Хлопнула дверь, и Федор остался один на один с корниловцем.
— Ну-с, краса и гордость революции, садитесь.
Федор хотел было отпарировать: «Слушаюсь, опора и надежда трона.!», да решил, что ни к чему сразу обострять отношения, молча опустился на стул.
— Что ж, будем знакомы. Я — штабс-капитан Эрнст Карлович Циглер фон Шаффгаузен-Шенберг-Эк-Шауфус. Советую запомнить, повторять не люблю, когда искажают мою фамилию, не переношу.
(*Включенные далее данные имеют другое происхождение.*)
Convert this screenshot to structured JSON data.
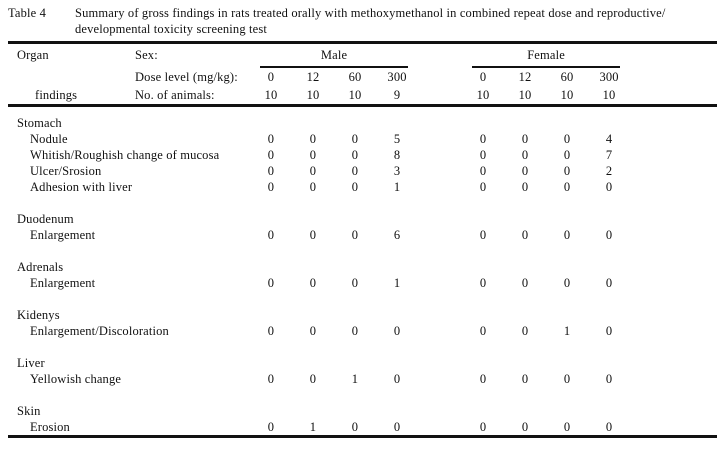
{
  "caption": {
    "label": "Table 4",
    "line1": "Summary of gross findings in rats treated orally with methoxymethanol in combined repeat dose and reproductive/",
    "line2": "developmental toxicity screening test"
  },
  "header": {
    "organ_label": "Organ",
    "findings_label": "findings",
    "sex_label": "Sex:",
    "dose_label": "Dose level (mg/kg):",
    "animals_label": "No. of animals:",
    "male": {
      "name": "Male",
      "doses": [
        "0",
        "12",
        "60",
        "300"
      ],
      "animals": [
        "10",
        "10",
        "10",
        "9"
      ]
    },
    "female": {
      "name": "Female",
      "doses": [
        "0",
        "12",
        "60",
        "300"
      ],
      "animals": [
        "10",
        "10",
        "10",
        "10"
      ]
    }
  },
  "sections": [
    {
      "organ": "Stomach",
      "rows": [
        {
          "finding": "Nodule",
          "male": [
            0,
            0,
            0,
            5
          ],
          "female": [
            0,
            0,
            0,
            4
          ]
        },
        {
          "finding": "Whitish/Roughish change of mucosa",
          "male": [
            0,
            0,
            0,
            8
          ],
          "female": [
            0,
            0,
            0,
            7
          ]
        },
        {
          "finding": "Ulcer/Srosion",
          "male": [
            0,
            0,
            0,
            3
          ],
          "female": [
            0,
            0,
            0,
            2
          ]
        },
        {
          "finding": "Adhesion with liver",
          "male": [
            0,
            0,
            0,
            1
          ],
          "female": [
            0,
            0,
            0,
            0
          ]
        }
      ]
    },
    {
      "organ": "Duodenum",
      "rows": [
        {
          "finding": "Enlargement",
          "male": [
            0,
            0,
            0,
            6
          ],
          "female": [
            0,
            0,
            0,
            0
          ]
        }
      ]
    },
    {
      "organ": "Adrenals",
      "rows": [
        {
          "finding": "Enlargement",
          "male": [
            0,
            0,
            0,
            1
          ],
          "female": [
            0,
            0,
            0,
            0
          ]
        }
      ]
    },
    {
      "organ": "Kidenys",
      "rows": [
        {
          "finding": "Enlargement/Discoloration",
          "male": [
            0,
            0,
            0,
            0
          ],
          "female": [
            0,
            0,
            1,
            0
          ]
        }
      ]
    },
    {
      "organ": "Liver",
      "rows": [
        {
          "finding": "Yellowish change",
          "male": [
            0,
            0,
            1,
            0
          ],
          "female": [
            0,
            0,
            0,
            0
          ]
        }
      ]
    },
    {
      "organ": "Skin",
      "rows": [
        {
          "finding": "Erosion",
          "male": [
            0,
            1,
            0,
            0
          ],
          "female": [
            0,
            0,
            0,
            0
          ]
        }
      ]
    }
  ],
  "colors": {
    "text": "#111111",
    "background": "#ffffff",
    "rule": "#111111"
  }
}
— Запомню, господин штабс-капитан, — ответил Федор, а про себя улыбнулся: в Николаеве был немчура с такой же фамилией, на железной дороге работал. Его сыну Эньке ребятишки просто проходу не давали, даже специальные дразнилки придумали:
Дальше Федор дразнилку забыл, но фамилию помнил.
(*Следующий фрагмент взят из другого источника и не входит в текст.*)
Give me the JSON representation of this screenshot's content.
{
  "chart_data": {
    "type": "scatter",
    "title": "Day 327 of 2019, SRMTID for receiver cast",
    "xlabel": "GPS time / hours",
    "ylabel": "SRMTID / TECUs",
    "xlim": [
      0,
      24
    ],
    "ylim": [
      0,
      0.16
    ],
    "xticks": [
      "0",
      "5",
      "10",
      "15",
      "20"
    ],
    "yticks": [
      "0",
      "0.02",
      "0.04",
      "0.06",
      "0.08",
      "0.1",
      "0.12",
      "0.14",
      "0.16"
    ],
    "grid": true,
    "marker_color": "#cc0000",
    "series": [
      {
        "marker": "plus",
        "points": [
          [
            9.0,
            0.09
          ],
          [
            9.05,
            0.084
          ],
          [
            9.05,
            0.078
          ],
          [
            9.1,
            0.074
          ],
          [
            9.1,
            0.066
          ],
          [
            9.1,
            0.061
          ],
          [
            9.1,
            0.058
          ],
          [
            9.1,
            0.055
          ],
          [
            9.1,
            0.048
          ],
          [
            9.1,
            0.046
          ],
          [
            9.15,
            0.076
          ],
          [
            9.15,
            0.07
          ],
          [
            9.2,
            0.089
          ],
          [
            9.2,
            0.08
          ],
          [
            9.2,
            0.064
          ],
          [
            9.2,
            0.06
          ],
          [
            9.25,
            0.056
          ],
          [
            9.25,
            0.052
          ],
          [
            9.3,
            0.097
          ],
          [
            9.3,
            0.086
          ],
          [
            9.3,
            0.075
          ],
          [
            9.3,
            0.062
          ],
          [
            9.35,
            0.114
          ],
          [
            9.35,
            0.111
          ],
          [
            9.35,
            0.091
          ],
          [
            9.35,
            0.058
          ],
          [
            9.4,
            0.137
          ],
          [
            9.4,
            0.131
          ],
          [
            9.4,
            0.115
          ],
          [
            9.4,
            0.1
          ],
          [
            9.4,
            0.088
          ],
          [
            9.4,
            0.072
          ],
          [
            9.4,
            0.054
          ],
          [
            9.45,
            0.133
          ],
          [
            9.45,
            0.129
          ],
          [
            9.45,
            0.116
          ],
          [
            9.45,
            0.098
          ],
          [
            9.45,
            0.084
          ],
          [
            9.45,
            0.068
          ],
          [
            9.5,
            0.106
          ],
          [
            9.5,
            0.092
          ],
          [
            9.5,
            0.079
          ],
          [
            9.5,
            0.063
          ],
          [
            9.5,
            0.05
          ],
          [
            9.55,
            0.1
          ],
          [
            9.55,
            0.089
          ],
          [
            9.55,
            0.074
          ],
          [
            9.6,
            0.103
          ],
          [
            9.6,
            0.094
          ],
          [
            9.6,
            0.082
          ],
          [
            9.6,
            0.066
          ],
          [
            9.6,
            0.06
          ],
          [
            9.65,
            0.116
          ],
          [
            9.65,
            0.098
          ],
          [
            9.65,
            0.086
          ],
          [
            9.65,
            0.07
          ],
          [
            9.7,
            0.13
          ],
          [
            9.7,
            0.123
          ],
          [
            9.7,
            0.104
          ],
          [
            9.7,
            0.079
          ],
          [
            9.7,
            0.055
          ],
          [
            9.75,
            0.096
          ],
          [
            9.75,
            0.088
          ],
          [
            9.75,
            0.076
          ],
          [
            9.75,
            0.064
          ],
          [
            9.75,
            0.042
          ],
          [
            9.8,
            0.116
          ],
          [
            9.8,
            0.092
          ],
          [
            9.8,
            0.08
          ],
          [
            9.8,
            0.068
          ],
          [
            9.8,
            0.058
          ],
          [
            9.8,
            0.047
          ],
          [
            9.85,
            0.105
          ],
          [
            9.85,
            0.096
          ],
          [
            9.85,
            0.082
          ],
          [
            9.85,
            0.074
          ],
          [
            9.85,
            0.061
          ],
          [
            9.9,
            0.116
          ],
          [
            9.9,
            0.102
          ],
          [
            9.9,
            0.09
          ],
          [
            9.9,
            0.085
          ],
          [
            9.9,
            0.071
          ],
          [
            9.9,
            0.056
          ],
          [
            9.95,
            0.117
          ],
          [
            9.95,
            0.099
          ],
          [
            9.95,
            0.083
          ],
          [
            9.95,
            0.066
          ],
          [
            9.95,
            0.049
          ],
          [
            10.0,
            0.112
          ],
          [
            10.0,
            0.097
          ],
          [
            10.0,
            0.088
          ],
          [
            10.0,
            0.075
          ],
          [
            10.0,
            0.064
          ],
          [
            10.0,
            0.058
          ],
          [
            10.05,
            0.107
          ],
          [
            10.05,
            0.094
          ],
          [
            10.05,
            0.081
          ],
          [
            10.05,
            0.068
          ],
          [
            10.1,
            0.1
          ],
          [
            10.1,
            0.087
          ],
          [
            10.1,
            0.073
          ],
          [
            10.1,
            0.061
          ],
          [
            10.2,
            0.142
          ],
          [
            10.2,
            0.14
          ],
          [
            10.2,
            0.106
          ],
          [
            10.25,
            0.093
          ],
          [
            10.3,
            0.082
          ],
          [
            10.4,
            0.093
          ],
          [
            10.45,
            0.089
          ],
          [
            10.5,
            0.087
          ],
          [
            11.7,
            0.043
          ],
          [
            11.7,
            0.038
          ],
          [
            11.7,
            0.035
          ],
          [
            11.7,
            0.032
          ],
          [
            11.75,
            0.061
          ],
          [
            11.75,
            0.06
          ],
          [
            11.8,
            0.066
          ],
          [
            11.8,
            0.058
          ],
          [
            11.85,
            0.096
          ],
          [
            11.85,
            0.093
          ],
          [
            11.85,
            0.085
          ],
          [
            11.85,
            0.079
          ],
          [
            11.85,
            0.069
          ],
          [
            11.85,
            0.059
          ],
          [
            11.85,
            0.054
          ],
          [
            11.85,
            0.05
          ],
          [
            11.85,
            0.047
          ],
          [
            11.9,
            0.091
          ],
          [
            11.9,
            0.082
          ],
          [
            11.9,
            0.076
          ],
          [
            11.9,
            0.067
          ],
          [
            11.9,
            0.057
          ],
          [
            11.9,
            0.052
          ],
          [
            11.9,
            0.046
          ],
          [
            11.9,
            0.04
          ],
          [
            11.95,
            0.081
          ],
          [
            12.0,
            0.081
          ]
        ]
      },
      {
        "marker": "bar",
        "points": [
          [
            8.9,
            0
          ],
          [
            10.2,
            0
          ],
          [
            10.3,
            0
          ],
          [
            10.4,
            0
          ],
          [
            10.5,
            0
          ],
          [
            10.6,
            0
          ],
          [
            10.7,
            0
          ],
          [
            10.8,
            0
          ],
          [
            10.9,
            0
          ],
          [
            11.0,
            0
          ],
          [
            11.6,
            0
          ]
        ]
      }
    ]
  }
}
«А может, это тот самый Энька и есть? — мелькнула мысль. — Ведь его, наверное, Эрнстом звали… Да нет, тот был полный, как колобок, а этот вон какая жердина, и нос длиннющий, словно хобот…»
— А как же вас прикажете величать?
— Бакай. Федор Иванович Бакай.
— Бакай, Бакай… Что-то фамилия такая…
— Какая?
— Не ясная. Ведь у вас все больше Ивановы, Петровы, Брюквины, Капустины.
— Очень даже ясная. Когда татары захватили южные степи, то не всех истребили. Кое-кто остался жить в Диком поле, прятались от кочевников в камышах по протокам рек. Эти протоки назывались бакаями, и вот тех, кто жил там, стали звать Бакаями…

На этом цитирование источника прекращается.